I glance at my phone for the tenth time in twenty minutes. Screen dark. Emma's message unchanged.Official channels.A wall I don't know how to climb without looking desperate.
“The overhead on their testing facility is twenty percent higher than industry average,” I say, trying to anchor myself in numbers. “They're bleeding cash on wind tunnel hours.”
Logan doesn't look up. “They're bleeding because they have the best telemetry in the paddock. You pay for that edge.”
“We could optimize the data flow through ELK's servers. Cut costs by a third.”
Logan drops the pen. It clatters against the table. “You're not talking about telemetry. You're talking to hear your own voice because you can't handle the silence from your phone.”
I slide the phone into my pocket. “I'm focused on the acquisition.”
“You're vibrating with enough nervous energy to power this jet.” He gestures toward the window, where the horizon glows with the first hints of Spanish sunrise. “I need you present for this. The Blaze owners are old-school. They don't care about tech moguls. They care about who's going to keep their bikes on the grid.”
I lean forward. “I have a thought. I want you to step in as primary contact for the GVM account. Sarah handles day-to-day, you take executive lead.”

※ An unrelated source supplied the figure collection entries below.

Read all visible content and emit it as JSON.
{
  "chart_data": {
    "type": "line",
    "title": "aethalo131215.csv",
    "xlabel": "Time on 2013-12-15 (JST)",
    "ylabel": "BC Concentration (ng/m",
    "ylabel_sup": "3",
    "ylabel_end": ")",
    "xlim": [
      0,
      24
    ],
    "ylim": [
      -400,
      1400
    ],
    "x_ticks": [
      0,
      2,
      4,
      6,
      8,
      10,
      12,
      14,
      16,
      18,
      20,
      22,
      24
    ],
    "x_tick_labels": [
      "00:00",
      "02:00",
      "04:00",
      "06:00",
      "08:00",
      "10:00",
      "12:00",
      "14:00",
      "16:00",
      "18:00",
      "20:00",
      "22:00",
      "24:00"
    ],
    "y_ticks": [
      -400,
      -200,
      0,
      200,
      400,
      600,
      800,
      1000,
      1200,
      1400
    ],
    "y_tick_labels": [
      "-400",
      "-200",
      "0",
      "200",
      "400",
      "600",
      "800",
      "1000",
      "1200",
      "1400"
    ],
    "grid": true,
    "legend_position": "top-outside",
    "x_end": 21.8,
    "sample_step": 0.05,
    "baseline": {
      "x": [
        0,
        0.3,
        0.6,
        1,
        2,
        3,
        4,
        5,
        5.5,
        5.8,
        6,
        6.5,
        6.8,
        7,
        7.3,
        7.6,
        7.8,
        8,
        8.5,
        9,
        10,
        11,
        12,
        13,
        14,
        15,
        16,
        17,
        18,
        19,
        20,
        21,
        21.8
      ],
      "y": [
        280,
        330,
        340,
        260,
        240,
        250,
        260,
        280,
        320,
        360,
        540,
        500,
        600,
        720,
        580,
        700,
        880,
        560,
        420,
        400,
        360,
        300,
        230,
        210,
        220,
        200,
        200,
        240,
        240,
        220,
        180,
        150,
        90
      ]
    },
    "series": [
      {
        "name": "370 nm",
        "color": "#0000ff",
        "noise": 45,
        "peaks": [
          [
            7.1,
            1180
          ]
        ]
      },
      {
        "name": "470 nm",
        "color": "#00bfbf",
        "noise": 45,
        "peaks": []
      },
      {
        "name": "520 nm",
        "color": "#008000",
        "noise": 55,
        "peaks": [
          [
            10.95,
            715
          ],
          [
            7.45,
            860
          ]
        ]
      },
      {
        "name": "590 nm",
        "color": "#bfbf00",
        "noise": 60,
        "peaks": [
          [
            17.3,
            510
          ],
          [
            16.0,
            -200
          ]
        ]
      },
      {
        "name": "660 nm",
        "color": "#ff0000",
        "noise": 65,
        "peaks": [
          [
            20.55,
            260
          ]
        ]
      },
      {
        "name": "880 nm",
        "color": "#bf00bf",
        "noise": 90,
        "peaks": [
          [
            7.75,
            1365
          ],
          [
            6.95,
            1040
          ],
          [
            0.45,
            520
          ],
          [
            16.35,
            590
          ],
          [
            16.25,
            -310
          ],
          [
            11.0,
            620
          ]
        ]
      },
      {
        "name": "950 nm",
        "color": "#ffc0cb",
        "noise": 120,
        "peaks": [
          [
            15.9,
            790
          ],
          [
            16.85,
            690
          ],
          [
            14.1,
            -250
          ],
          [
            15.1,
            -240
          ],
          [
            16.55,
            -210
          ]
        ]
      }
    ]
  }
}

His eyebrows pull together. “What?”
“It makes sense. You're the CEO. It removes the personal friction with Emma, lets her focus on the work without feeling compromised.”
Logan laughs, short and harsh. He stands, paces the narrow cabin. “No. Absolutely not.”
“It's a strategic shift.”
“It's a coward's exit.” He turns to face me. “You created this mess. You humiliated a woman you claim to care about by treating her like a chess piece. Now that she's called you on it, you want me to be your shield?”
“I'm trying to protect the project.”
“You're trying to hide.” He steps closer. “I love you like a brother, Kai, but you don't see it. You never see it. Everyone else's needs come second. Emma's. Mine.”
He braces both hands on the table, leaning in. “Have you asked me once today how I feel about this deal? Do you know what it's like, watching you treat my dream like a line item while you brood over a text message?”
The cabin feels smaller. I stare at the blueprints, seeing for the first time the weight Logan's been carrying alone.
“I didn't realize,” I say quietly.
“That’s the point, Kai. You didn’t look.” Logan exhales, shoulders dropping as some of the fire leaves him. “This deal is everything to me. It’s not just another line on a balance sheet. It’s the dream I’ve been chasing since we were riding dirt bikes in the woods behind your father’s estate.”
The words land like a blow. Logan never talks like this. He's the steady one, the one who smooths things over. I didn't know he felt second. I didn't look.